Losing hope
I felt it coming, the air getting heavier even though the crowd of people didnt seem to grow. I guess it was the tension from going father than we had in those 17 years. The hopeful chants for freedom didnt help in getting rid of the ominous feeling I had upon crossing to ”their” territory, as if we had come to a point of no return.
I had always wondered what it would be like to have your life changed in an instant; but not like this, never like this. Above the cacophony of the protest, a different sound started to emerge. The rumbling of the motorcycles came to us as a herald of doom, and the world changed with single scream, Llegaron los colectivos!, those three words would create ripples in what until that point had been a protest full of hope.
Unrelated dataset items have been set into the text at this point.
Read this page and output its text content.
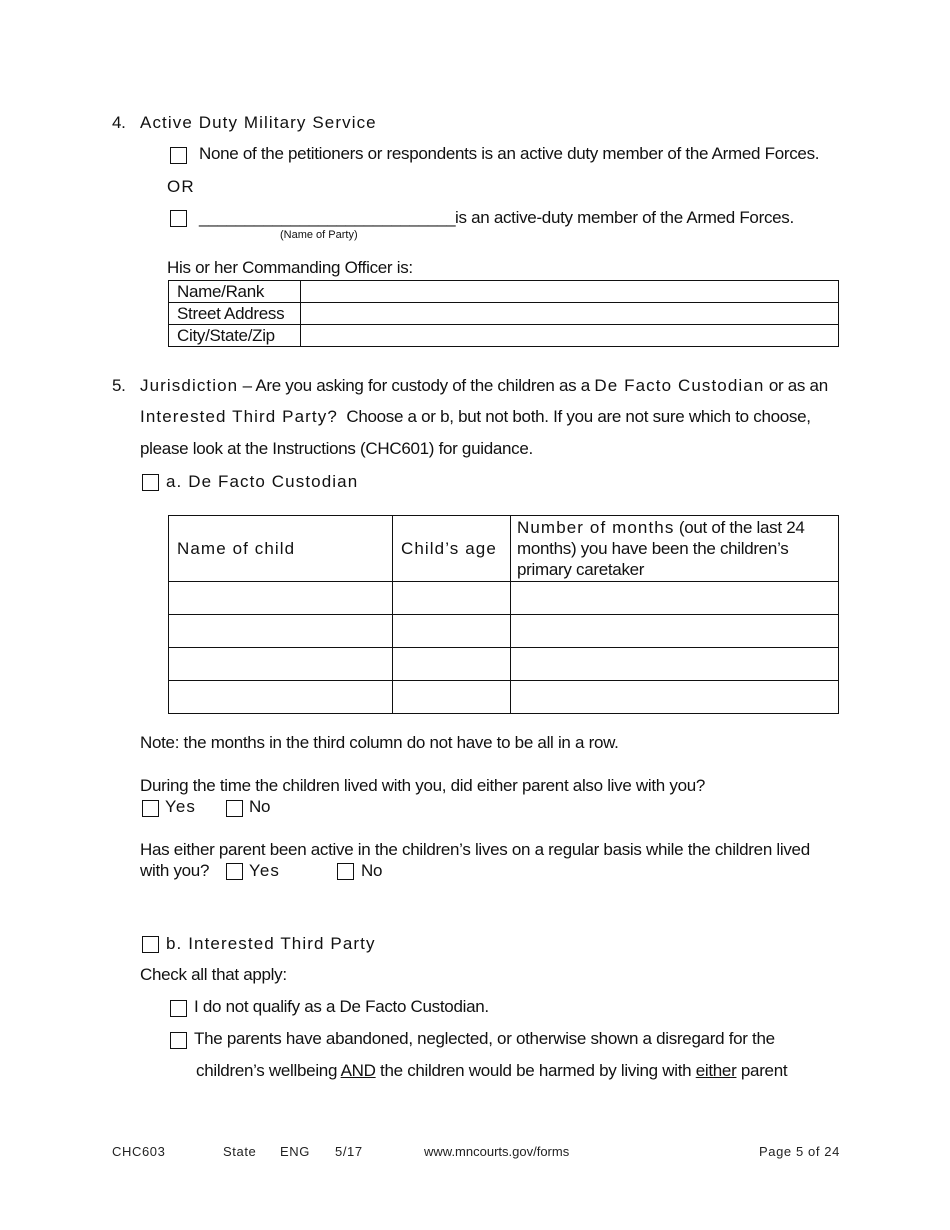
4. Active Duty Military Service
None of the petitioners or respondents is an active duty member of the Armed Forces.
OR
____________________________ is an active-duty member of the Armed Forces.
(Name of Party)
His or her Commanding Officer is:
Name/Rank	
Street Address	
City/State/Zip	
5. Jurisdiction – Are you asking for custody of the children as a De Facto Custodian or as an
Interested Third Party? Choose a or b, but not both. If you are not sure which to choose,
please look at the Instructions (CHC601) for guidance.
a. De Facto Custodian
Name of child	Child’s age	Number of months (out of the last 24
months) you have been the children’s
primary caretaker

Note: the months in the third column do not have to be all in a row.
During the time the children lived with you, did either parent also live with you?
Yes	No
Has either parent been active in the children’s lives on a regular basis while the children lived
with you? Yes	No
b. Interested Third Party
Check all that apply:
I do not qualify as a De Facto Custodian.
The parents have abandoned, neglected, or otherwise shown a disregard for the
children’s wellbeing AND the children would be harmed by living with either parent
CHC603	State ENG 5/17	www.mncourts.gov/forms	Page 5 of 24
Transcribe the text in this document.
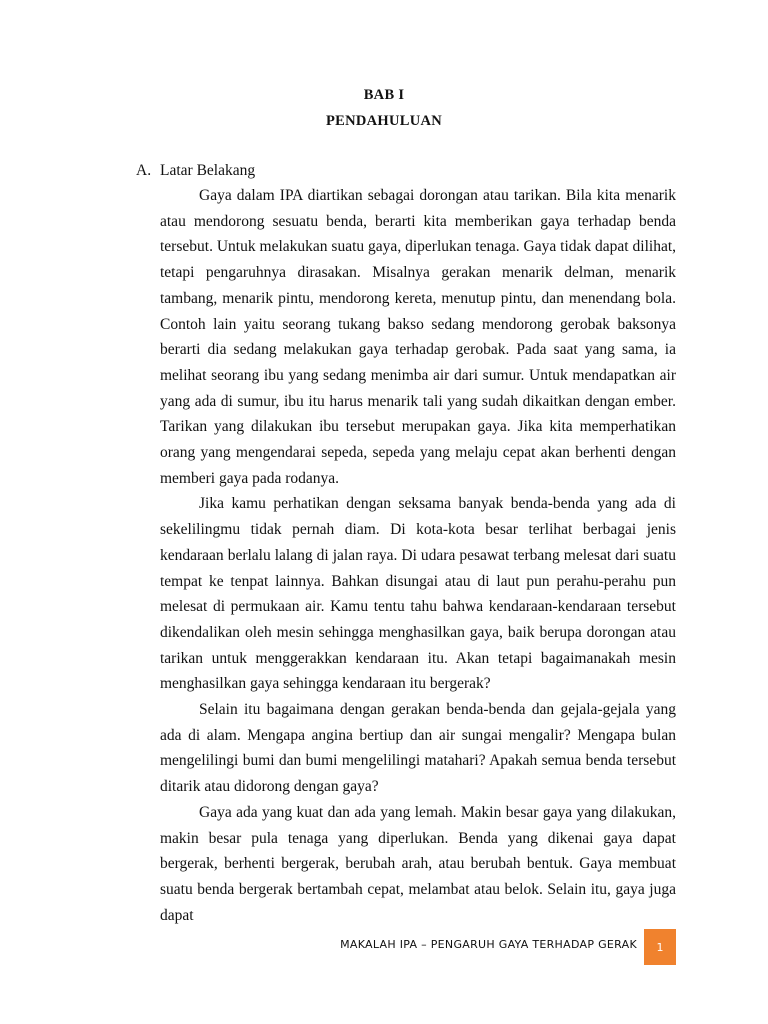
BAB I
PENDAHULUAN
A. Latar Belakang

Gaya dalam IPA diartikan sebagai dorongan atau tarikan. Bila kita menarik atau mendorong sesuatu benda, berarti kita memberikan gaya terhadap benda tersebut. Untuk melakukan suatu gaya, diperlukan tenaga. Gaya tidak dapat dilihat, tetapi pengaruhnya dirasakan. Misalnya gerakan menarik delman, menarik tambang, menarik pintu, mendorong kereta, menutup pintu, dan menendang bola. Contoh lain yaitu seorang tukang bakso sedang mendorong gerobak baksonya berarti dia sedang melakukan gaya terhadap gerobak. Pada saat yang sama, ia melihat seorang ibu yang sedang menimba air dari sumur. Untuk mendapatkan air yang ada di sumur, ibu itu harus menarik tali yang sudah dikaitkan dengan ember. Tarikan yang dilakukan ibu tersebut merupakan gaya. Jika kita memperhatikan orang yang mengendarai sepeda, sepeda yang melaju cepat akan berhenti dengan memberi gaya pada rodanya.

Jika kamu perhatikan dengan seksama banyak benda-benda yang ada di sekelilingmu tidak pernah diam. Di kota-kota besar terlihat berbagai jenis kendaraan berlalu lalang di jalan raya. Di udara pesawat terbang melesat dari suatu tempat ke tenpat lainnya. Bahkan disungai atau di laut pun perahu-perahu pun melesat di permukaan air. Kamu tentu tahu bahwa kendaraan-kendaraan tersebut dikendalikan oleh mesin sehingga menghasilkan gaya, baik berupa dorongan atau tarikan untuk menggerakkan kendaraan itu. Akan tetapi bagaimanakah mesin menghasilkan gaya sehingga kendaraan itu bergerak?

Selain itu bagaimana dengan gerakan benda-benda dan gejala-gejala yang ada di alam. Mengapa angina bertiup dan air sungai mengalir? Mengapa bulan mengelilingi bumi dan bumi mengelilingi matahari? Apakah semua benda tersebut ditarik atau didorong dengan gaya?

Gaya ada yang kuat dan ada yang lemah. Makin besar gaya yang dilakukan, makin besar pula tenaga yang diperlukan. Benda yang dikenai gaya dapat bergerak, berhenti bergerak, berubah arah, atau berubah bentuk. Gaya membuat suatu benda bergerak bertambah cepat, melambat atau belok. Selain itu, gaya juga dapat

MAKALAH IPA – PENGARUH GAYA TERHADAP GERAK 1
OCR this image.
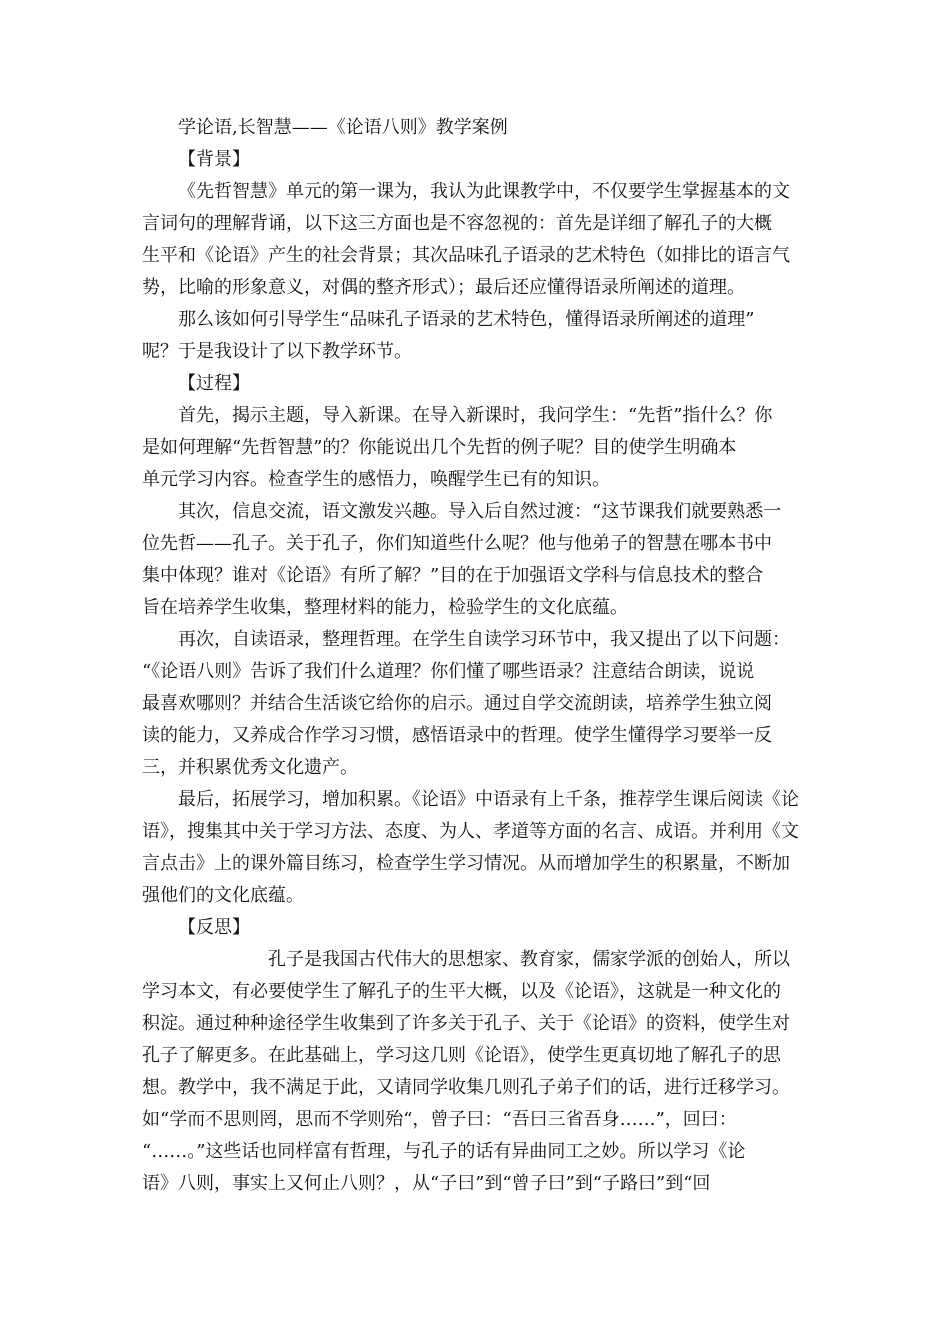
学论语,长智慧——《论语八则》教学案例
【背景】
《先哲智慧》单元的第一课为，我认为此课教学中，不仅要学生掌握基本的文
言词句的理解背诵，以下这三方面也是不容忽视的：首先是详细了解孔子的大概
生平和《论语》产生的社会背景；其次品味孔子语录的艺术特色（如排比的语言气
势，比喻的形象意义，对偶的整齐形式）；最后还应懂得语录所阐述的道理。
那么该如何引导学生“品味孔子语录的艺术特色，懂得语录所阐述的道理”
呢？于是我设计了以下教学环节。
【过程】
首先，揭示主题，导入新课。在导入新课时，我问学生：“先哲”指什么？你
是如何理解“先哲智慧”的？你能说出几个先哲的例子呢？目的使学生明确本
单元学习内容。检查学生的感悟力，唤醒学生已有的知识。
其次，信息交流，语文激发兴趣。导入后自然过渡：“这节课我们就要熟悉一
位先哲——孔子。关于孔子，你们知道些什么呢？他与他弟子的智慧在哪本书中
集中体现？谁对《论语》有所了解？”目的在于加强语文学科与信息技术的整合
旨在培养学生收集，整理材料的能力，检验学生的文化底蕴。
再次，自读语录，整理哲理。在学生自读学习环节中，我又提出了以下问题：
“《论语八则》告诉了我们什么道理？你们懂了哪些语录？注意结合朗读，说说
最喜欢哪则？并结合生活谈它给你的启示。通过自学交流朗读，培养学生独立阅
读的能力，又养成合作学习习惯，感悟语录中的哲理。使学生懂得学习要举一反
三，并积累优秀文化遗产。
最后，拓展学习，增加积累。《论语》中语录有上千条，推荐学生课后阅读《论
语》，搜集其中关于学习方法、态度、为人、孝道等方面的名言、成语。并利用《文
言点击》上的课外篇目练习，检查学生学习情况。从而增加学生的积累量，不断加
强他们的文化底蕴。
【反思】
孔子是我国古代伟大的思想家、教育家，儒家学派的创始人，所以
学习本文，有必要使学生了解孔子的生平大概，以及《论语》，这就是一种文化的
积淀。通过种种途径学生收集到了许多关于孔子、关于《论语》的资料，使学生对
孔子了解更多。在此基础上，学习这几则《论语》，使学生更真切地了解孔子的思
想。教学中，我不满足于此，又请同学收集几则孔子弟子们的话，进行迁移学习。
如“学而不思则罔，思而不学则殆“，曾子曰：“吾曰三省吾身……”，回曰：
“……。”这些话也同样富有哲理，与孔子的话有异曲同工之妙。所以学习《论
语》八则，事实上又何止八则？，从“子曰”到“曾子曰”到“子路曰”到“回
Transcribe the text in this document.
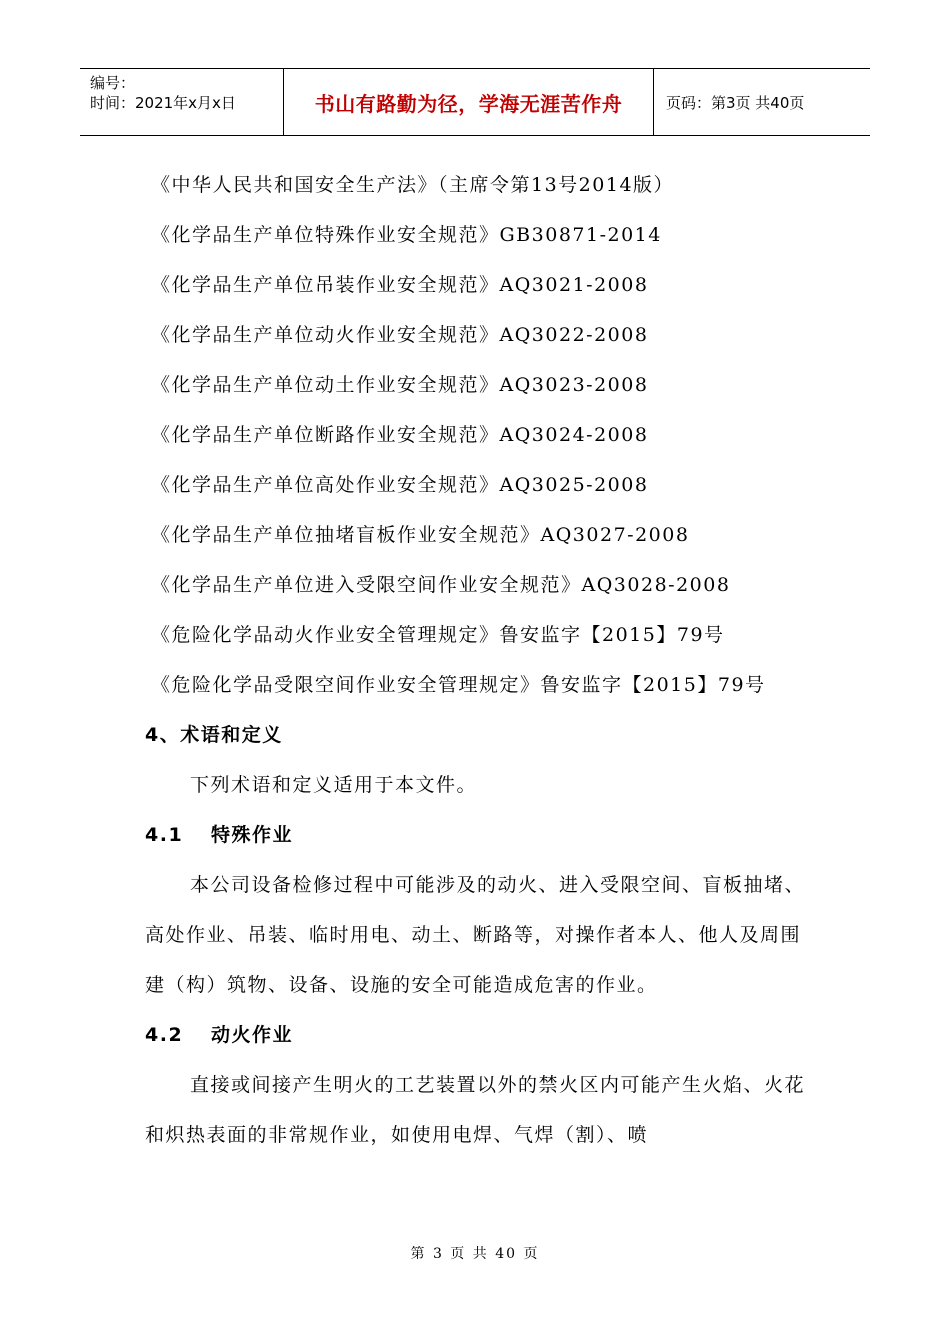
编号：
时间：2021年x月x日	书山有路勤为径，学海无涯苦作舟	页码：第3页 共40页
《中华人民共和国安全生产法》（主席令第13号2014版）
《化学品生产单位特殊作业安全规范》GB30871-2014
《化学品生产单位吊装作业安全规范》AQ3021-2008
《化学品生产单位动火作业安全规范》AQ3022-2008
《化学品生产单位动土作业安全规范》AQ3023-2008
《化学品生产单位断路作业安全规范》AQ3024-2008
《化学品生产单位高处作业安全规范》AQ3025-2008
《化学品生产单位抽堵盲板作业安全规范》AQ3027-2008
《化学品生产单位进入受限空间作业安全规范》AQ3028-2008
《危险化学品动火作业安全管理规定》鲁安监字【2015】79号
《危险化学品受限空间作业安全管理规定》鲁安监字【2015】79号
4、术语和定义

下列术语和定义适用于本文件。

4.1 特殊作业

本公司设备检修过程中可能涉及的动火、进入受限空间、盲板抽堵、高处作业、吊装、临时用电、动土、断路等，对操作者本人、他人及周围建（构）筑物、设备、设施的安全可能造成危害的作业。

4.2 动火作业

直接或间接产生明火的工艺装置以外的禁火区内可能产生火焰、火花和炽热表面的非常规作业，如使用电焊、气焊（割）、喷

第 3 页 共 40 页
And then all hell broke loose.
The first gunshots broke through the air, and terror took over. I ducked and grabbed my cousin as I saw the first one fall, the world turned to slow motion as this young man, this hopeful man was murdered for an ideology, his body hitting the ground as a testament of the absurdity of existence. It was a sorrow filled day for the cause of freedom as death relished in the lowliest part of human condition. For he was the first, but not the last.
Its hard to say how we got out of there alive, but one thing is certain, we all lost a part of ourselves that day. Some lost their lives, I was in the lucky group that only lost hope, hope in mankind.